Ao término da tarefa, uma das pesquisadoras reapresentou todas as vozes, analisando-as com os participantes e fornecendo o gabarito e feedback em tempo real. Esse treinamento aconteceu em sessão única, com duração de três horas e intervalos de 15 minutos de descanso na metade da apresentação das vozes e ao término do treinamento. Após o treinamento, todos os participantes foram submetidos à segunda avaliação perceptivo-auditiva do desvio vocal predominante - APA2. Essa segunda aplicação foi idêntica à primeira aplicação (APA1).

Etapa 4

Na quarta etapa, os participantes receberam um convite para participarem de um treinamento de estimulação das habilidades auditivas, junto com instruções de acesso à plataforma web “Afinando o Cérebro”, disponível em: https://afinandoocerebro.com.br/. Essa plataforma permite a estimulação direcionada de habilidades específicas do processamento auditivo, por meio de jogos autoaplicáveis. O convite foi realizado pela mesma fonoaudióloga que realizou o treinamento prévio da segunda etapa.

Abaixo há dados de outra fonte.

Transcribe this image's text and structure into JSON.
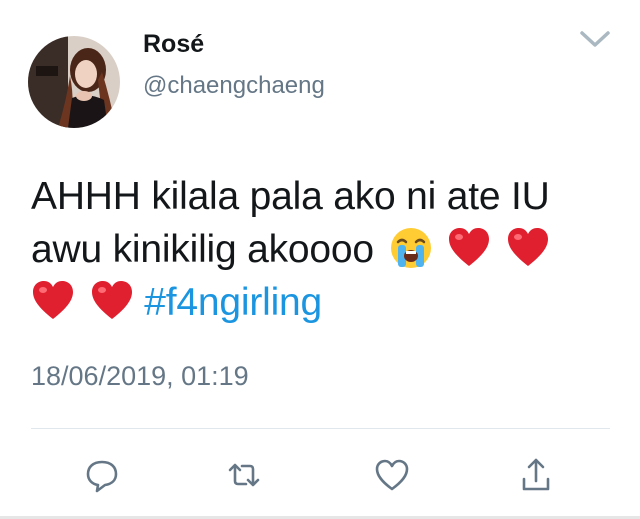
{
  "user": {
    "display_name": "Rosé",
    "handle": "@chaengchaeng"
  },
  "tweet": {
    "line1": "AHHH kilala pala ako ni ate IU",
    "line2_text": "awu kinikilig akoooo",
    "hashtag": "#f4ngirling",
    "timestamp": "18/06/2019, 01:19"
  },
  "icons": {
    "caret": "chevron-down-icon",
    "crying_emoji": "loudly-crying-face-emoji",
    "heart_emoji": "red-heart-emoji",
    "reply": "reply-icon",
    "retweet": "retweet-icon",
    "like": "heart-icon",
    "share": "share-icon"
  },
  "colors": {
    "text": "#14171a",
    "secondary": "#657786",
    "link": "#1b95e0",
    "heart": "#e0202f"
  }
}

Para isso, as autoras selecionaram os jogos que permitem a estimulação direcionada das habilidades auditivas que foram identificadas como as mais alteradas na triagem, por meio do AudBility, sendo elas: resolução temporal, ordenação temporal de frequência e ordenação temporal de duração. Ao todo, dez jogos**2 2 **Os dez jogos do “Afinando o Cérebro” utilizados foram: Contra o tempo, Segunda Nota, Buzinas Hard, Gotas, Pauta Musical, Está Afinado?, Jovens Bruxos, Aula de Canto, Percepção de Tempo, Seguindo as Notas, disponíveis em http://afinandoocerebro.com.br foram selecionados e disponibilizados para todos os participantes.

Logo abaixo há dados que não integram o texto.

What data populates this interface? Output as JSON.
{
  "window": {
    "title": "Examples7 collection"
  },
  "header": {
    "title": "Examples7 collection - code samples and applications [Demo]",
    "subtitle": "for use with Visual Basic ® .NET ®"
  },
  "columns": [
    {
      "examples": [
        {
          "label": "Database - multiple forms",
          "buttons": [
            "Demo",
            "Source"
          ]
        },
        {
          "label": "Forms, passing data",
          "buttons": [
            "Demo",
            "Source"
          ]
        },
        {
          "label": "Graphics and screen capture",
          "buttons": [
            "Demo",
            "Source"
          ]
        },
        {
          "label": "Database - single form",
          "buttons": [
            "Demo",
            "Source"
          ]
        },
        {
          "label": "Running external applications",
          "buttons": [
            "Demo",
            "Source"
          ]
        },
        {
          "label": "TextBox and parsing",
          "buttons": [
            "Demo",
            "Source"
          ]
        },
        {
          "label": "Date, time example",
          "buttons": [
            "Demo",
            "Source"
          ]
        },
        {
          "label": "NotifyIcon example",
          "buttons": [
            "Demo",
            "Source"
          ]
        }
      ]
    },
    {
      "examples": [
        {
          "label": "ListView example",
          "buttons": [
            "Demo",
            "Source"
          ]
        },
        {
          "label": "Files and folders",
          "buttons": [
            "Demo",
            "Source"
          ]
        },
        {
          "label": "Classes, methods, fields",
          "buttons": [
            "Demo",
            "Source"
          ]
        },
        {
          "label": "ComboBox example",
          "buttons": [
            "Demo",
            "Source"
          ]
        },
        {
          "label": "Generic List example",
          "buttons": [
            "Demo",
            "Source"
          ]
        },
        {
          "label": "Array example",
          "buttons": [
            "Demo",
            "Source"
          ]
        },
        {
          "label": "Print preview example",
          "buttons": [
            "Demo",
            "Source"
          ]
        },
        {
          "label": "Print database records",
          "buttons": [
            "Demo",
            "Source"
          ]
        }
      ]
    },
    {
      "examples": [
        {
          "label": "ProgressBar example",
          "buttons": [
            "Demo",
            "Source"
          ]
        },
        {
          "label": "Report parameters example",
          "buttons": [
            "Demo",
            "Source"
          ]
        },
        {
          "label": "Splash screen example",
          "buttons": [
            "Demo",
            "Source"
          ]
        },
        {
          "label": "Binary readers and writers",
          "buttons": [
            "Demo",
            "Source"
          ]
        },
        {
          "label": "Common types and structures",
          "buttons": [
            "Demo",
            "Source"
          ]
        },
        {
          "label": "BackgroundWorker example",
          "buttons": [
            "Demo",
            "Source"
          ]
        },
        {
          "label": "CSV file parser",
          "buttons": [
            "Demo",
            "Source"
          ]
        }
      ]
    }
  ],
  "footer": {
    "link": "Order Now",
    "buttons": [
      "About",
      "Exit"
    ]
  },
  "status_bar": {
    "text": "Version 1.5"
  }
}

Para os participantes do G1 (aqueles que não passaram na triagem), a estimulação das habilidades auditivas - EHA foi obrigatória e todos a realizaram. Já para os alunos de G2 (passou na triagem), a EHA foi opcional e eles poderiam escolher entre realizá-la ou não. Ao término do prazo estipulado de um mês, os 18 participantes de G2 foram subdivididos em G2a = passou na triagem e realizou EHA (6; 23%) e G2b = passou na triagem e não realizou EHA (12; 46%).

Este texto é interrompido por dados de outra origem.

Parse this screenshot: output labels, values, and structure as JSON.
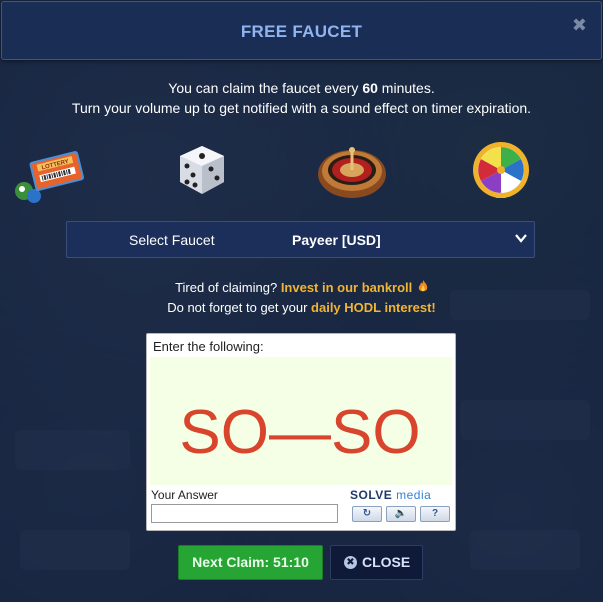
{
  "header": {
    "title": "FREE FAUCET",
    "close_glyph": "✖"
  },
  "info": {
    "line1_prefix": "You can claim the faucet every ",
    "minutes": "60",
    "line1_suffix": " minutes.",
    "line2": "Turn your volume up to get notified with a sound effect on timer expiration."
  },
  "games": [
    {
      "name": "lottery",
      "icon": "lottery-tickets-icon"
    },
    {
      "name": "dice",
      "icon": "dice-icon"
    },
    {
      "name": "roulette",
      "icon": "roulette-wheel-icon"
    },
    {
      "name": "wheel",
      "icon": "wheel-of-fortune-icon"
    }
  ],
  "faucet_select": {
    "label": "Select Faucet",
    "value": "Payeer [USD]"
  },
  "promo": {
    "line1_prefix": "Tired of claiming? ",
    "bankroll_link": "Invest in our bankroll",
    "line2_prefix": "Do not forget to get your ",
    "hodl_link": "daily HODL interest!",
    "flame_icon": "flame-icon"
  },
  "captcha": {
    "instruction": "Enter the following:",
    "challenge_text": "SO—SO",
    "answer_label": "Your Answer",
    "answer_value": "",
    "brand_solve": "SOLVE",
    "brand_media": " media",
    "buttons": [
      {
        "name": "refresh",
        "glyph": "↻",
        "icon": "refresh-icon"
      },
      {
        "name": "audio",
        "glyph": "🔈",
        "icon": "audio-icon"
      },
      {
        "name": "help",
        "glyph": "?",
        "icon": "help-icon"
      }
    ]
  },
  "footer": {
    "next_claim_label": "Next Claim: 51:10",
    "close_label": "CLOSE",
    "close_icon_glyph": "✖"
  },
  "colors": {
    "accent_gold": "#f2b531",
    "title_blue": "#8fb4f0",
    "claim_green": "#27a534",
    "captcha_red": "#d9442d"
  }
}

Os participantes foram instruídos a realizar oito sessões de 30 minutos ou 16 sessões de 15 minutos, nas quais deveriam jogar os jogos selecionados. Não havia uma ordem específica para a realização dos jogos e cada participante poderia escolher entre os dez jogos selecionados, quais realizariam em cada sessão. Eles tiveram um mês para realizar todas as sessões, com frequência de quatro vezes na semana no caso de 15 minutos, ou duas vezes na semana no caso de 30 minutos. Além disso, os participantes também foram instruídos a acessar em casa, ou em um local silencioso de sua preferência, a plataforma com os jogos selecionados, sempre utilizando fone de ouvido e ajustando o volume de acordo com o seu nível de conforto auditivo. O tempo de realização da EHA foi registrado pela própria plataforma e os resultados foram coletados após a realização. Uma limitação deste estudo foi verificar apenas no final da EHA o tempo de realização e não ter monitorado durante o processo, embora tenha havido a sugestão do número de sessões e tempo de duração. Essa decisão metodológica considerou o fato de os alunos residirem em diferentes cidades e estados brasileiros e a suposta maturidade deles para assumirem o compromisso de execução do treinamento, por serem profissionais que, teoricamente, compreendem a importância da frequência de treino para os resultados decorrentes da estimulação.

Etapa 5

Na quinta etapa, foi realizada a terceira análise do desvio vocal predominante - APA3, idêntica à APA1 e à APA2, com duração de 30 minutos e realizada por todos os participantes.

Análise estatística

As respostas da avaliação perceptivo-auditiva foram compiladas e encaminhadas para a análise estatística com o objetivo de comparar o desempenho na avaliação e a confiabilidade intra-avaliador dos grupos nos três momentos de aplicação da APA.

Para a comparação do desempenho (percentual de respostas classificadas corretamente) inicialmente se utilizou o teste ANOVA de fatores mistos (paramétrico), para observar a influência da variável grupo (G1, G2a e G2b) e o momento de realização das APA (APA1, APA2 e APA3) no desempenho. Posteriormente, aplicou-se o teste ANOVA de um fator para observar a evolução do desempenho de cada grupo ao longo do estudo. A normalidade dos dados foi testada com o teste de Shapiro-Wilk e utilizou-se o teste de Esfericidade de Mauchly para observar se houve violação do pressuposto de esfericidade. A análise inferencial de concordância entre duas variáveis qualitativas nominais foi realizada com o Coeficiente Kappa ponderado. Considerou-se a interpretação de Kappa proposta por Landi JR(1818 Landis JR, Koch GG. The measurement of observer agreement for categorical data. Biometrics. 1977;33(1):159. http://dx.doi.org/10.2307/2529310.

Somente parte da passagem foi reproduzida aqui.